Lenovo is the world's largest PC maker whose product line includes PCs, tablet computers, mobile phones, servers, computers, tablet computers, mobile phones, workstations, servers, electronic storage devices, IT management software and smart TVs. Lenovo bought IBM's PC business in 2005.
Lenovo to streamline smartphone supply chain after Motorola Mobility purchase
After the Motorola deal, the computer giant now faces task of streamlining production processes
Yang Yuanqing, the chairman and chief executive at computer giant Lenovo, declared in 2011 that the company sees the global market for smart mobile devices as "a battle we cannot lose".
"We must win no matter how much money we need to invest," Yang told the South China Morning Post in an interview in San Francisco.
Lenovo, the world's largest supplier of personal computers, proved that commitment last week after landing its biggest-ever acquisition, a blockbuster deal to buy struggling smartphone-maker Motorola Mobility for US$2.91 billion from Google.
Lenovo must now plot the reform of its complex manufacturing supply chain for smartphones in a bid to make it more competitive with those of industry leaders Samsung Electronics and Apple.
The success of the Motorola deal, which is still subject to regulatory approval, will ultimately depend on Lenovo's ability to reshape and quickly integrate the two companies' production supply chains.
Wong Wai-ming, the chief financial officer at Lenovo, said on Thursday that the goal was to "come out with a very good product portfolio that we can deliver in the most cost-effective way".

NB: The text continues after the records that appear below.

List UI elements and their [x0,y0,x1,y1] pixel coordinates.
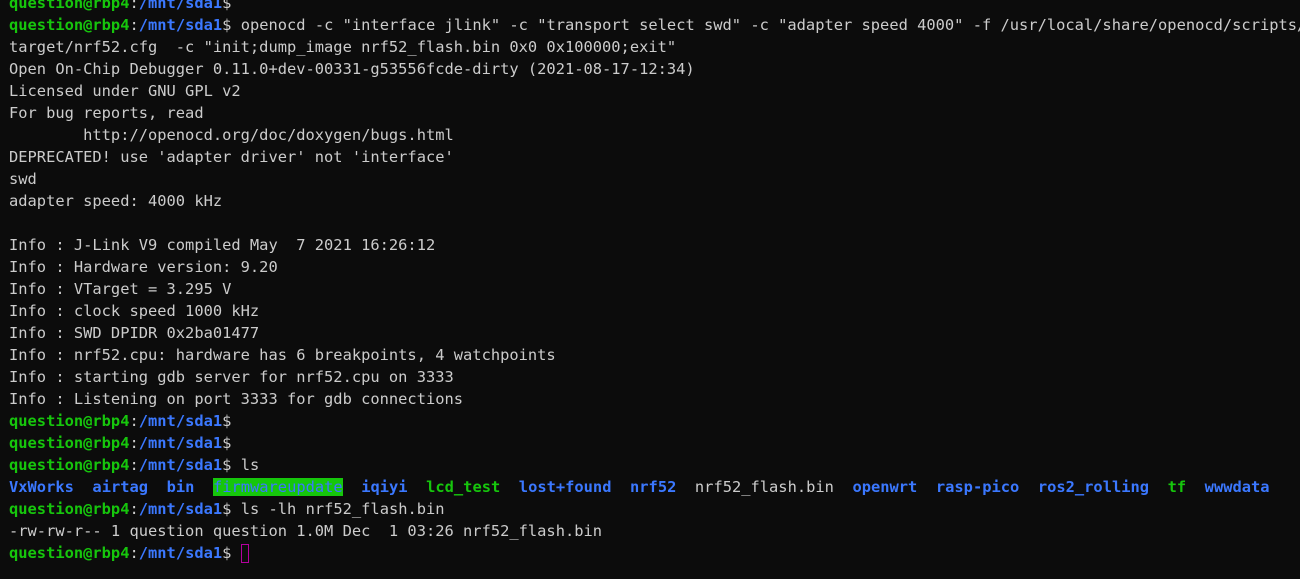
prompt-colon: : [129,16,139,34]
prompt-path: /mnt/sda1 [138,0,223,12]
ls-entry-directory: VxWorks [9,478,74,496]
prompt-colon: : [129,456,139,474]
output-line: For bug reports, read [9,104,204,122]
prompt-path: /mnt/sda1 [138,434,223,452]
prompt-colon: : [129,412,139,430]
prompt-path: /mnt/sda1 [138,456,223,474]
prompt-line: question@rbp4:/mnt/sda1$ [9,432,1300,454]
command-line: question@rbp4:/mnt/sda1$ openocd -c "int… [9,14,1300,36]
command-text: ls -lh nrf52_flash.bin [231,500,445,518]
output-line: http://openocd.org/doc/doxygen/bugs.html [9,126,454,144]
prompt-user: question@rbp4 [9,456,130,474]
prompt-user: question@rbp4 [9,0,130,12]
command-text: openocd -c "interface jlink" -c "transpo… [231,16,1300,34]
output-line: DEPRECATED! use 'adapter driver' not 'in… [9,148,454,166]
ls-output: VxWorks airtag bin firmwareupdate iqiyi … [9,476,1300,498]
info-line: Info : starting gdb server for nrf52.cpu… [9,368,454,386]
info-line: Info : Listening on port 3333 for gdb co… [9,390,464,408]
command-text: ls [231,456,260,474]
info-line: Info : J-Link V9 compiled May 7 2021 16:… [9,236,436,254]
command-line: question@rbp4:/mnt/sda1$ ls -lh nrf52_fl… [9,498,1300,520]
prompt-colon: : [129,544,139,562]
ls-entry-directory: airtag [92,478,149,496]
ls-entry-directory: nrf52 [630,478,677,496]
output-line: -rw-rw-r-- 1 question question 1.0M Dec … [9,522,603,540]
ls-entry-executable: tf [1167,478,1187,496]
text-cursor[interactable] [240,544,249,563]
ls-entry-executable: lcd_test [426,478,501,496]
ls-entry-directory: lost+found [518,478,612,496]
ls-entry-directory: iqiyi [361,478,408,496]
info-line: Info : Hardware version: 9.20 [9,258,278,276]
ls-entry-directory: bin [166,478,195,496]
active-prompt-line[interactable]: question@rbp4:/mnt/sda1$ [9,542,1300,564]
prompt-symbol: $ [222,0,232,12]
ls-entry-file: nrf52_flash.bin [694,478,834,496]
prompt-colon: : [129,434,139,452]
output-line: swd [9,170,37,188]
output-line: Licensed under GNU GPL v2 [9,82,241,100]
ls-entry-directory: wwwdata [1204,478,1270,496]
prompt-path: /mnt/sda1 [138,16,223,34]
prompt-user: question@rbp4 [9,434,130,452]
prompt-path: /mnt/sda1 [138,544,223,562]
prompt-path: /mnt/sda1 [138,500,223,518]
info-line: Info : clock speed 1000 kHz [9,302,260,320]
output-line: adapter speed: 4000 kHz [9,192,223,210]
info-line: Info : SWD DPIDR 0x2ba01477 [9,324,260,342]
prompt-path: /mnt/sda1 [138,412,223,430]
prompt-user: question@rbp4 [9,544,130,562]
info-line: Info : VTarget = 3.295 V [9,280,232,298]
prompt-colon: : [129,500,139,518]
ls-entry-directory: rasp-pico [935,478,1020,496]
info-line: Info : nrf52.cpu: hardware has 6 breakpo… [9,346,556,364]
command-line: question@rbp4:/mnt/sda1$ ls [9,454,1300,476]
prompt-symbol: $ [222,412,232,430]
prompt-colon: : [129,0,139,12]
prompt-symbol: $ [222,434,232,452]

"We see a lot of synergy between Lenovo and Motorola Mobility, which outsources its smartphone manufacturing," Wong said. He added an "execution plan" would determine how much their production supply chains would be reshaped.
Jack Narcotta, an analyst at Technology Business Research, expected Lenovo to "minimise its supply-chain costs". He said the company must "maximise gross profit from smartphone revenue since its customer base has become global" after the Motorola acquisition.
Lenovo, which operates in more than 160 countries, runs a "hybrid supply-chain strategy" that combines in-house production and partnerships with contract manufacturers. Its company-owned manufacturing facilities are in Argentina, India, Mexico, Hungary, Brazil, Japan, the United States and multiple locations across mainland China.
In recent years, however, the company has bet big on greater in-house production capabilities to help its expansion into smartphones and media tablets. It opened in December an advanced manufacturing complex in Wuhan, Hubei province. The firm has committed about five billion yuan (HK$6.35 billion) in investments on the 200,000-square-metre facility, which houses production lines, sales operations and a research and development centre.
"Wuhan is a very big site that caters to our global business," Wong said. "Whether we move all smartphone production there depends if it makes sense."
Motorola's longstanding outsourcing partner is Singapore-based Flextronics, the world's second-largest electronics contract manufacturer. Under a reported US$75 million deal, Flextronics took over management and operation of Motorola's factories in Tianjin and in Jaguariuna, Brazil, last year.
Narcotta said: "Lenovo will undoubtedly integrate Motorola devices into its manufacturing processes in Wuhan, while keeping the contract manufacturers in the US and China."
Neil Mawston, executive director at research firm Strategy Analytics, said efforts by Lenovo to surpass the global smartphone leaders would take many years.
"Lenovo is a threat to Samsung, but it took Samsung 16 years to overtake Nokia from start to finish. It takes time to build brands, products and retail channels in dozens of countries," Mawston said.